Gold miners strike for higher wages
JOHANNESBURG, South Africa (AP):
More than 250,000 South African gold miners went on strike yesterday, seeking higher wages and a cut of profits from soaring gold prices, a union representative said.
The National Union of Mine-workers said they expect the industrial action to halt operations at four companies, including Anglo-gold Ashanti, Harmony Gold and Goldfields.
The miners want a 14 per cent raise, Union General Secretary Frans Baleni said, because they want to see their share of the profits from high gold prices.
"Many of the commodities are doing very well, especially gold and platinum, and that is not reflected in the compensation and remuneration of these workers," he said. "And one of the biggest challenges our members have indicated to us is the inequalities we have between the top and the bottom."
The union said the striking gold miners would join more than 150,000 other miners from the coal and diamond sectors, who began striking within the last week.
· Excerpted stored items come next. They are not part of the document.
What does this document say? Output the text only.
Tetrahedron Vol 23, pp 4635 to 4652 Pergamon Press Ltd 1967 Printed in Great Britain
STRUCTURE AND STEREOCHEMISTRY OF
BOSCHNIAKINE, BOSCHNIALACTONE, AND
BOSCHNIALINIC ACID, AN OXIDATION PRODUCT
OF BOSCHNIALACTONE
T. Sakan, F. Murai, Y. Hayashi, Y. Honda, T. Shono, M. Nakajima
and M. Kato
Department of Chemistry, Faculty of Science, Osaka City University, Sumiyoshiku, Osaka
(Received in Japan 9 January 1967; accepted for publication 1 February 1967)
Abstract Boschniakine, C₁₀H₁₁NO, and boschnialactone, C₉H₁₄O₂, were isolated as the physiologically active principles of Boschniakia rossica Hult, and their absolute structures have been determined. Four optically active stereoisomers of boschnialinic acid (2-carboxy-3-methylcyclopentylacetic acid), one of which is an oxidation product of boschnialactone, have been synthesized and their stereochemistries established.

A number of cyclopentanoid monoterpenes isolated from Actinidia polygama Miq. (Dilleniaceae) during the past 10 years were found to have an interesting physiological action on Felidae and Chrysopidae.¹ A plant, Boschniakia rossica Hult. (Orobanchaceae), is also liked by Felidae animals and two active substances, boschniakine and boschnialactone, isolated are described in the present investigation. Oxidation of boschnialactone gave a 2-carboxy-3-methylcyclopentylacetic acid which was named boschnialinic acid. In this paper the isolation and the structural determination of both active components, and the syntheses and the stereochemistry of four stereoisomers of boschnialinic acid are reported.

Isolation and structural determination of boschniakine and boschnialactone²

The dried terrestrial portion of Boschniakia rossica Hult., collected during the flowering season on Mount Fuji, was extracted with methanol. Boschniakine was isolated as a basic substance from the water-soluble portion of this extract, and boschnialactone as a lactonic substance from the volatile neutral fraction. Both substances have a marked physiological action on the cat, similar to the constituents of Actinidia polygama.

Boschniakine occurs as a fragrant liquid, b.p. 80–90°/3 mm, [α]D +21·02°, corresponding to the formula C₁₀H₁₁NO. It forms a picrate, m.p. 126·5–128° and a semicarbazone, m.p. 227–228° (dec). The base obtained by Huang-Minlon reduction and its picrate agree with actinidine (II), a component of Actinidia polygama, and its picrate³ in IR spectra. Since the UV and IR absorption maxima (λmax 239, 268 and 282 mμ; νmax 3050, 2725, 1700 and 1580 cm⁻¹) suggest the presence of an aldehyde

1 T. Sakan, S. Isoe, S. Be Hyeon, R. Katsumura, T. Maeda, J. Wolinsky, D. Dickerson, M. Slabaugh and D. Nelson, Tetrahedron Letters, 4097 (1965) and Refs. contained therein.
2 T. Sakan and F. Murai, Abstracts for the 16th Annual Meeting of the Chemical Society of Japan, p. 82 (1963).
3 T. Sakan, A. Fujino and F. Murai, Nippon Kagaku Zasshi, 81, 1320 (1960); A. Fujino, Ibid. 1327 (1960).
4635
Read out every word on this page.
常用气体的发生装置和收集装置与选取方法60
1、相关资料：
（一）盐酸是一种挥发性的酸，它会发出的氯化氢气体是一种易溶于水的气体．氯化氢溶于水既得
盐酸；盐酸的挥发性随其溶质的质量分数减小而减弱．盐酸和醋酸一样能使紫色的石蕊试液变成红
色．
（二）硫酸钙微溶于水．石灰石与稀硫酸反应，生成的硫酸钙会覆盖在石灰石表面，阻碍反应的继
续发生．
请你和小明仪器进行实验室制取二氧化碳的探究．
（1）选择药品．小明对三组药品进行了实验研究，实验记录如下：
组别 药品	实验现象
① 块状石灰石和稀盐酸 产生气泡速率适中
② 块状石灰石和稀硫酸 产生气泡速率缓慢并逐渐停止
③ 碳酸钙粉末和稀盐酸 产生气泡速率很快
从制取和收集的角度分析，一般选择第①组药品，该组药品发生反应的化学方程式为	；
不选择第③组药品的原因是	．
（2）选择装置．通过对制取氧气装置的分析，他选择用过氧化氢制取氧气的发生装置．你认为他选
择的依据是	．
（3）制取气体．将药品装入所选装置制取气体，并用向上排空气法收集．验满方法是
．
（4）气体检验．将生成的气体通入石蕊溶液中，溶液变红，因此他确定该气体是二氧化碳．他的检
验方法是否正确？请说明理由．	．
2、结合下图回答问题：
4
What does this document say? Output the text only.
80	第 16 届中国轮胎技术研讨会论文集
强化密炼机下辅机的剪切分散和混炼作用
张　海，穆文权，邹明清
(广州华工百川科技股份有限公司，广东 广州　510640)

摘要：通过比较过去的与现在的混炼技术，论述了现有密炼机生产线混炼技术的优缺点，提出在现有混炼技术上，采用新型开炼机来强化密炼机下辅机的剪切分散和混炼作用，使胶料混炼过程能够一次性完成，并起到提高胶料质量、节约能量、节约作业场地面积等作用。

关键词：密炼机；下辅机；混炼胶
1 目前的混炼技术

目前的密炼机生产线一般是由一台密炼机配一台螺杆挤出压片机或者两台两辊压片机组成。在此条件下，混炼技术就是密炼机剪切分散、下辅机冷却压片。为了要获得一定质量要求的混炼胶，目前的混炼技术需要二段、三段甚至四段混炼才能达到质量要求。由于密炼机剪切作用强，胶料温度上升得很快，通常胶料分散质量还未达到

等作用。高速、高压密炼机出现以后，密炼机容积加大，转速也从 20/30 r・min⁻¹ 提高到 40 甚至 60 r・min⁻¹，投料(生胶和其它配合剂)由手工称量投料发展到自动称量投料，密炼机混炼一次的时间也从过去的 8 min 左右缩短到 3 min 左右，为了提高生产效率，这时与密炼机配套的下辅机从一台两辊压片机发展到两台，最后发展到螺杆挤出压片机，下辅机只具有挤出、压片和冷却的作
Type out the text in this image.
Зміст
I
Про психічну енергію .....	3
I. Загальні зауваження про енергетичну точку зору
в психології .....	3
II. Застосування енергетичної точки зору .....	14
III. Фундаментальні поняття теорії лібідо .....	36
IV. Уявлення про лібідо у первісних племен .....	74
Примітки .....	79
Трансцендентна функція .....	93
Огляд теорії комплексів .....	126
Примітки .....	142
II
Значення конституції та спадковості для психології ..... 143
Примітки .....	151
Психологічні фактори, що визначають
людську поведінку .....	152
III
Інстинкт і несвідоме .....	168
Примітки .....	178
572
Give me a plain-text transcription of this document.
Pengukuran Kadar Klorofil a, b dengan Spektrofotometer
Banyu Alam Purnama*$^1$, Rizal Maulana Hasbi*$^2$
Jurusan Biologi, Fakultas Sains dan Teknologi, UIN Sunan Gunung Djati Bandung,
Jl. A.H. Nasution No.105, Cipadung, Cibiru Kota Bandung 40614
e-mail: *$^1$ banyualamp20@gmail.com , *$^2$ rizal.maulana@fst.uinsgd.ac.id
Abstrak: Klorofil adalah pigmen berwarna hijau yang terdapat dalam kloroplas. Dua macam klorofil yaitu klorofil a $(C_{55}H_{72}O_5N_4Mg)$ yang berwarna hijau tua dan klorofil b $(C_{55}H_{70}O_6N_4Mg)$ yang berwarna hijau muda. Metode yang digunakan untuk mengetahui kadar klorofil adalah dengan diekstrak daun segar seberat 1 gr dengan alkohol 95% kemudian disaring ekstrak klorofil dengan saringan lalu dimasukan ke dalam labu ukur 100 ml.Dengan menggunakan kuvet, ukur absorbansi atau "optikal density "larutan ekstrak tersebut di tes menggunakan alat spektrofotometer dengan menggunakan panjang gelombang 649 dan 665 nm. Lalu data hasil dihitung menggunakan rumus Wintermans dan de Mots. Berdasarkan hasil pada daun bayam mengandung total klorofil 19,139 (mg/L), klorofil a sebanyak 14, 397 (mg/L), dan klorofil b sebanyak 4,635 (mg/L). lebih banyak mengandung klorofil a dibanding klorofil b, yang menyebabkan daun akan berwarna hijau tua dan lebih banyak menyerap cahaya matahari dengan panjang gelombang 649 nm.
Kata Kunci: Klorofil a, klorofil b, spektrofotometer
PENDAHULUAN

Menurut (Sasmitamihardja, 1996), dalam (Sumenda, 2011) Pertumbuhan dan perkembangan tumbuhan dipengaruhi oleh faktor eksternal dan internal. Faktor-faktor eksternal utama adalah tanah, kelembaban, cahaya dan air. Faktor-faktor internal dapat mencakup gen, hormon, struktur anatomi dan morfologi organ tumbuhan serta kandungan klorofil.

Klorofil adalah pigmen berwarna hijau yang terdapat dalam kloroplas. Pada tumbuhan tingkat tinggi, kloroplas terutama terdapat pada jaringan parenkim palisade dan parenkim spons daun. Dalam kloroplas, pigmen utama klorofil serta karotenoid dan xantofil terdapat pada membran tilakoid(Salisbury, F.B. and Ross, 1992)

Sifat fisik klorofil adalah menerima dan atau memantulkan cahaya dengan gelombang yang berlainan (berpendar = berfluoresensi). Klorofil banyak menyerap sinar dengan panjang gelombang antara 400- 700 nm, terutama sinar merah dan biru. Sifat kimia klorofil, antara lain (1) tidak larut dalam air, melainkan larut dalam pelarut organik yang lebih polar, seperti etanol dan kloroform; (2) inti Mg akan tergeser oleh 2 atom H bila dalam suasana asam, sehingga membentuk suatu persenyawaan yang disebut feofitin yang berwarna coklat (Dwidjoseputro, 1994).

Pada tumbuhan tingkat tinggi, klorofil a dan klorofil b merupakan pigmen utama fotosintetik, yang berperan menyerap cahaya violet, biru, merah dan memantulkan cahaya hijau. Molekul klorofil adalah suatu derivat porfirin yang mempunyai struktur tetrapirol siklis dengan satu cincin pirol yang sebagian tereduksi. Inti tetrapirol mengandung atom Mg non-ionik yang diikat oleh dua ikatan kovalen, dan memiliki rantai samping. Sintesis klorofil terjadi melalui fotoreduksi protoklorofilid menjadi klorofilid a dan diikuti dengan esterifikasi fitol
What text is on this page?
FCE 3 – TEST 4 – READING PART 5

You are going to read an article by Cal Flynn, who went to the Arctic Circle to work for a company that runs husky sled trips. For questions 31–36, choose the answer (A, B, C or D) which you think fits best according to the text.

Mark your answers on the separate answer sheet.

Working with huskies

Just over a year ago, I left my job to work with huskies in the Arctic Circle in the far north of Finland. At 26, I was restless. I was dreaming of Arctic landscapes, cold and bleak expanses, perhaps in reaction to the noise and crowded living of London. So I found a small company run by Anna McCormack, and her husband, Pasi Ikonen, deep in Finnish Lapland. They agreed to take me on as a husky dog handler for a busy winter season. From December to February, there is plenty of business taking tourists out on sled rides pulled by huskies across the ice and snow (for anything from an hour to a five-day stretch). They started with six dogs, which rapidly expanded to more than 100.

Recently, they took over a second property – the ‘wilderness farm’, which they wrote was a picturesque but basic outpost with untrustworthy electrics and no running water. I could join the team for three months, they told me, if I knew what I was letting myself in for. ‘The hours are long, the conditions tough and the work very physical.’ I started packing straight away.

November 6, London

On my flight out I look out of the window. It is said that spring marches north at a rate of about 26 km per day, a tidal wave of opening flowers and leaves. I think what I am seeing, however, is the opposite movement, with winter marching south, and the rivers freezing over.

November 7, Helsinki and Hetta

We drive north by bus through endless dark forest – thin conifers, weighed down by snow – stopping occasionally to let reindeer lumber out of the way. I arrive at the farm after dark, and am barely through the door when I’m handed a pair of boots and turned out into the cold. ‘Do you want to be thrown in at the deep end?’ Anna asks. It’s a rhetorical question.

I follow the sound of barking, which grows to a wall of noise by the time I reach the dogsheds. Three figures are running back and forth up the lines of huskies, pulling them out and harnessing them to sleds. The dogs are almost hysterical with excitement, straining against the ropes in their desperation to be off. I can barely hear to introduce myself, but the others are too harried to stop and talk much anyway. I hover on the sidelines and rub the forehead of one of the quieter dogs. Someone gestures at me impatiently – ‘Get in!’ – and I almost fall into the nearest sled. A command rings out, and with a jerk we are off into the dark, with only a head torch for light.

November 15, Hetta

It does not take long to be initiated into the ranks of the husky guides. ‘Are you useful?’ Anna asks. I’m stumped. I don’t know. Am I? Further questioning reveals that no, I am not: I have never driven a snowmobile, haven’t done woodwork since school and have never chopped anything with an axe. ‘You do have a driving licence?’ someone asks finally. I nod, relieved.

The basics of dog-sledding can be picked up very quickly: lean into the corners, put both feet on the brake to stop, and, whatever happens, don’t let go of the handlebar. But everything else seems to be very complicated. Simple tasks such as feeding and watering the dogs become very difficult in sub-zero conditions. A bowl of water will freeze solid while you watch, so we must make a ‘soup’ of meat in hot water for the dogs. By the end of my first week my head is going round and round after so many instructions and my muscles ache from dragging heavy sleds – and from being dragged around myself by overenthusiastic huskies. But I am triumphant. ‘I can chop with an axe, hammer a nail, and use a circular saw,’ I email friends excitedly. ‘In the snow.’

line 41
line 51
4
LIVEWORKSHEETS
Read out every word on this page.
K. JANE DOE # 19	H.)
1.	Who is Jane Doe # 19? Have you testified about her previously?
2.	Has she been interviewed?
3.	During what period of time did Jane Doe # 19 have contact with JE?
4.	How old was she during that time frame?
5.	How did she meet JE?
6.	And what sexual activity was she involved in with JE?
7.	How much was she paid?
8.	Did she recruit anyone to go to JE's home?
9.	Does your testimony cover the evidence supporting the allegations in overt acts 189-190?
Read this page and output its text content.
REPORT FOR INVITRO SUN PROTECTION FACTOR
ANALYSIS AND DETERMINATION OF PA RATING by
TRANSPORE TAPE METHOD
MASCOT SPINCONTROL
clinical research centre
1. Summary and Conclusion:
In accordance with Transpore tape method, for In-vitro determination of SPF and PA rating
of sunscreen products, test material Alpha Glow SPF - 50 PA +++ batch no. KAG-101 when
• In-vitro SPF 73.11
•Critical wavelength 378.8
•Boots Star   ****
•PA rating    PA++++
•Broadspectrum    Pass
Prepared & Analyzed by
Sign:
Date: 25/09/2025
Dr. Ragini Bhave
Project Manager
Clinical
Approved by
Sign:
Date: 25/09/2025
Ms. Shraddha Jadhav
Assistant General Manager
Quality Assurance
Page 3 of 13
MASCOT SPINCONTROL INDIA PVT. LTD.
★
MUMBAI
Thandisizwe Jiya, a 36-year-old miner at a Goldfields mine, told The Associated Press he earns less than $600 a month.
"The salary I've got, it's little money. You can't survive with that wage ... . We have needs," he said.
The union describes miners' work as arduous and dangerous. Baleni said miners "can lose limbs and lungs, sacrificed to the dust".
South African economist Tony Twine said the strike could cost the companies up to $25 million a day in lost production, and will impact the share price of the companies involved.